Introgression in hybrid tree invasion is an important knowledge gap that could help prediction of further invasion, increases in genetic diversity and adaptation, genetic assimilation and genetic pollution. Introgression, though typically morphologically cryptic, is easily detected with multi-loci molecular markers that vary between parental taxa (see research examples in ‘F1 vs. further hybrid generations and introgression’ section) and should be explored when suspected in an invasion.

The presence or abundance of novel hybrids can have strong effects on management, especially biological control. Discovery of novel hybrids is relatively straightforward with careful morphological analysis or molecular analysis if parental species are allopatric. If parental native ranges overlap, more extensive native sampling will be needed to see whether the hybrid is only found in the invasion (e.g. Gaskin ).

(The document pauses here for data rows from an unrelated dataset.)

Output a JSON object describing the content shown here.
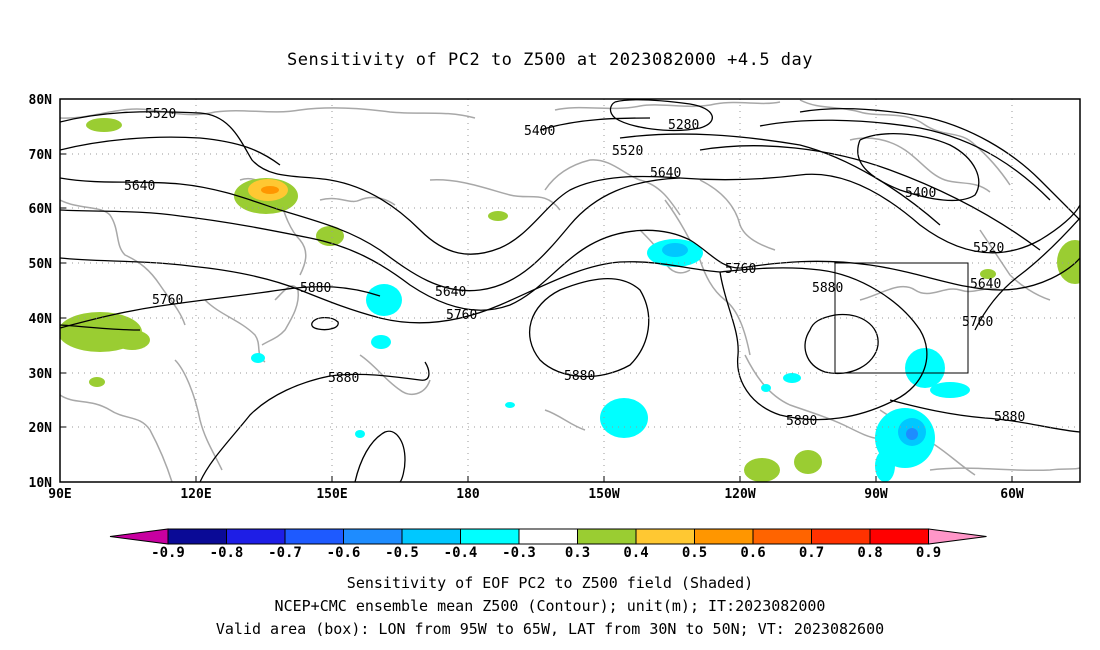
{
  "title": "Sensitivity of PC2 to Z500 at 2023082000 +4.5 day",
  "axes": {
    "lat_labels": [
      "80N",
      "70N",
      "60N",
      "50N",
      "40N",
      "30N",
      "20N",
      "10N"
    ],
    "lon_labels": [
      "90E",
      "120E",
      "150E",
      "180",
      "150W",
      "120W",
      "90W",
      "60W"
    ]
  },
  "contour_labels": {
    "c5520a": "5520",
    "c5400a": "5400",
    "c5280": "5280",
    "c5520b": "5520",
    "c5640a": "5640",
    "c5640b": "5640",
    "c5400b": "5400",
    "c5520c": "5520",
    "c5640c": "5640",
    "c5760a": "5760",
    "c5880a": "5880",
    "c5640d": "5640",
    "c5760b": "5760",
    "c5760c": "5760",
    "c5880b": "5880",
    "c5760d": "5760",
    "c5880c": "5880",
    "c5880d": "5880",
    "c5880e": "5880",
    "c5880f": "5880"
  },
  "colorbar": {
    "labels": [
      "-0.9",
      "-0.8",
      "-0.7",
      "-0.6",
      "-0.5",
      "-0.4",
      "-0.3",
      "0.3",
      "0.4",
      "0.5",
      "0.6",
      "0.7",
      "0.8",
      "0.9"
    ],
    "colors": [
      "#0a0a96",
      "#1e1ee6",
      "#1e5aff",
      "#1e8cff",
      "#00c8ff",
      "#00ffff",
      "#ffffff",
      "#9acd32",
      "#ffc832",
      "#ff9600",
      "#ff6400",
      "#ff3200",
      "#ff0000"
    ],
    "low_color": "#c800a0",
    "high_color": "#ff96c8"
  },
  "shading_colors": {
    "green": "#9acd32",
    "yellow": "#ffc832",
    "orange": "#ff9600",
    "cyan": "#00ffff",
    "lightblue": "#00c8ff",
    "blue": "#1e8cff"
  },
  "captions": {
    "line1": "Sensitivity of EOF PC2 to Z500 field (Shaded)",
    "line2": "NCEP+CMC ensemble mean Z500 (Contour); unit(m); IT:2023082000",
    "line3": "Valid area (box): LON from 95W to 65W, LAT from 30N to 50N; VT: 2023082600"
  }
}
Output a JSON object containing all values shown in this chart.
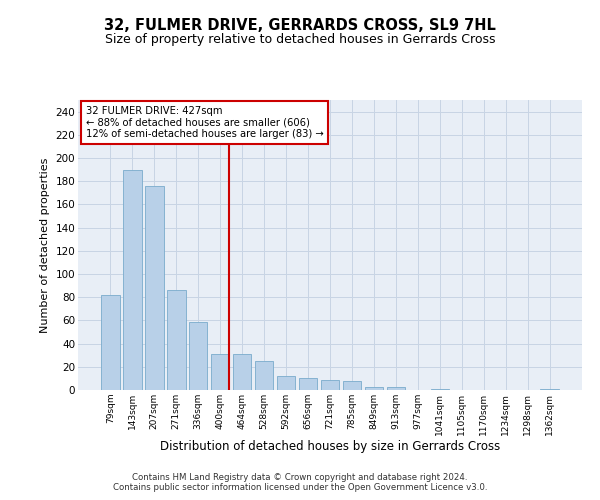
{
  "title": "32, FULMER DRIVE, GERRARDS CROSS, SL9 7HL",
  "subtitle": "Size of property relative to detached houses in Gerrards Cross",
  "xlabel": "Distribution of detached houses by size in Gerrards Cross",
  "ylabel": "Number of detached properties",
  "categories": [
    "79sqm",
    "143sqm",
    "207sqm",
    "271sqm",
    "336sqm",
    "400sqm",
    "464sqm",
    "528sqm",
    "592sqm",
    "656sqm",
    "721sqm",
    "785sqm",
    "849sqm",
    "913sqm",
    "977sqm",
    "1041sqm",
    "1105sqm",
    "1170sqm",
    "1234sqm",
    "1298sqm",
    "1362sqm"
  ],
  "values": [
    82,
    190,
    176,
    86,
    59,
    31,
    31,
    25,
    12,
    10,
    9,
    8,
    3,
    3,
    0,
    1,
    0,
    0,
    0,
    0,
    1
  ],
  "bar_color": "#b8d0e8",
  "bar_edge_color": "#7aabcc",
  "vline_color": "#cc0000",
  "annotation_text": "32 FULMER DRIVE: 427sqm\n← 88% of detached houses are smaller (606)\n12% of semi-detached houses are larger (83) →",
  "annotation_box_color": "#ffffff",
  "annotation_box_edge": "#cc0000",
  "ylim": [
    0,
    250
  ],
  "yticks": [
    0,
    20,
    40,
    60,
    80,
    100,
    120,
    140,
    160,
    180,
    200,
    220,
    240
  ],
  "grid_color": "#c8d4e4",
  "background_color": "#e8eef6",
  "footer_line1": "Contains HM Land Registry data © Crown copyright and database right 2024.",
  "footer_line2": "Contains public sector information licensed under the Open Government Licence v3.0.",
  "title_fontsize": 10.5,
  "subtitle_fontsize": 9,
  "xlabel_fontsize": 8.5,
  "ylabel_fontsize": 8
}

Though examples of intentionally bred hybrid trees becoming invasive are few, their existence suggests that we need effective risk analysis for breeding and importing hybrid plants, as adaptations for cultural use may also be adaptations for high fitness and invasion success. The themes of introduction are common: fodder, timber, ornamental use and landscape stabilization and show a pattern that further illustrates the need for careful introduction of non-native trees. The fact that none of the hybrid invasive tree taxa discussed here are the result of accidental introduction of parental or hybrid taxa shows that regulation of tree imports could stop most future hybrid tree invasions.

Conclusion

What we do not know about hybrid invasive trees limits our ability to control the invasion as a whole. Hybrid abundance can vary widely and in some cases has not been evaluated. That can hinder our ability to prioritize control of parental vs. hybrid taxa if such a distinction is desired. Knowledge of F1 vs. further hybrid generations is lacking in many cases, making it impossible to assess potential adaptation of hybrids via genetic assimilation of native traits and conversely genetic pollution of native parental taxa. Five out of 20 invasions included a native species as a parental taxon of the hybrid and these cases not only create novel hybrids but also lead to management and conservation issues such as genetic pollution and potential lack of co-evolved and thus highly host-specific biological control agents. Unintentional hybridization occurred in 10 out of 20 cases, which illuminates the risk of intentionally introducing exotic congeners without an evidence-based white list program. In many cases a clearer understanding of hybrid invasion processes and phenotypes, important knowledge in all invasions, will be required before we can develop effective management strategies.